I sent mhammer a package of electronics bits and pieces as a fun surprise. Last summer, he sent a "SNAP" fuzz pedal that he built for me as a very generous Thank You gift. 

The pedal worked fine ...and then it stopped functioning a few days ago. 
I looked inside and could not believe how much Mark had stuffed into a little 1590A enclosure!

This pic is not of Mark's pedal (I must get a pic of it for this thread) but it gives an indication of the amount of stuffing happening.

Mark's SNAP pedal has 2 pots AND 2 small toggle switches AND an LED in addition to many more passive components then the pedal in this pic .

The "hot" of one of the jacks had somehow become bent and was grounding out on the switch casing and also not allowing the plug to fully engage the 'hot' contact and stay plugged in.

I only broke 2 solder joints (both on the switch) during my repair efforts. Thank goodness the breaks were obvious and easy to solder again.


----------



## Budda (May 29, 2007)

Jeez! Busy!


----------



## mhammer (Nov 30, 2007)

Aw shucks, Dave. Thanks.

Unless one is getting surface-mount boards wave-soldered by a contractor, building FX into those tiny boxes is like building a ship in a bottle with one hand tied behind your back. I get suckered into using them because I can get them relatively inexpensively from Tayda, pre-powder-coated, and because they're so small and light, the shipping costs are minimal, compared to the larger boxes.
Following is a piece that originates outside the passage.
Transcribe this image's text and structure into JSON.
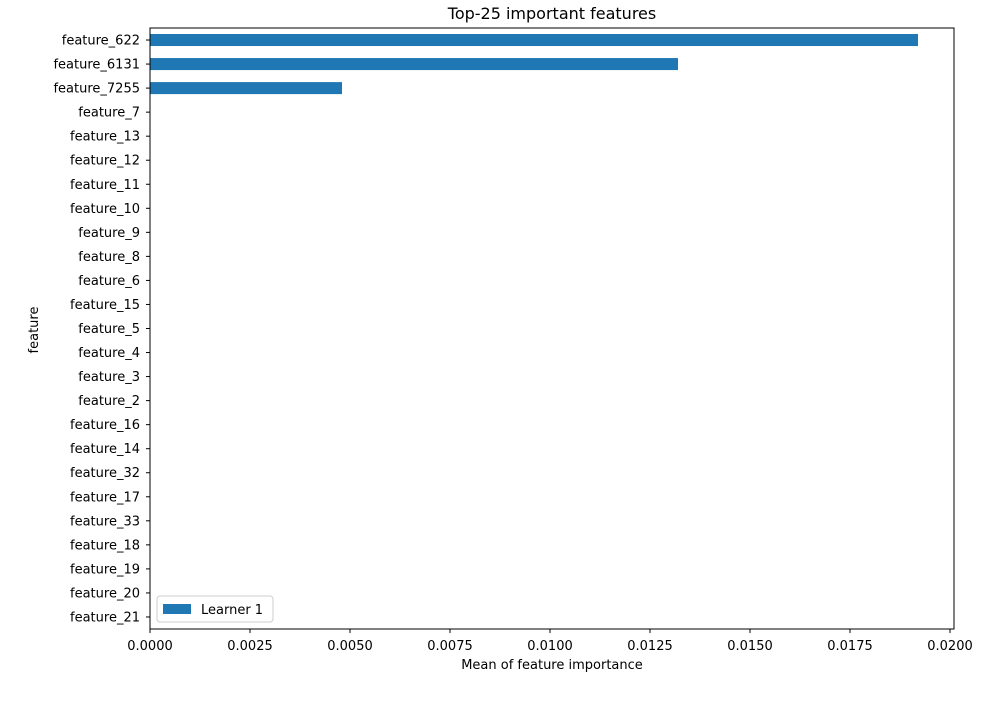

But yeah, I had to make some compromises with your pedal, Dave. The original would have used 4 pots, and 4 pots simply weren't going to fit in there, so I used 3-position toggles for the tone adjustments. I think they provide enough variation. The jacks, however, are an absolute bear to situate in those boxes. And unless you have the "right" ones, , and your drill press has absolute dead aim, one can be severely limited in what you can stuff in there using thru-hole components. Thank goodness for 1/8W resistors!


----------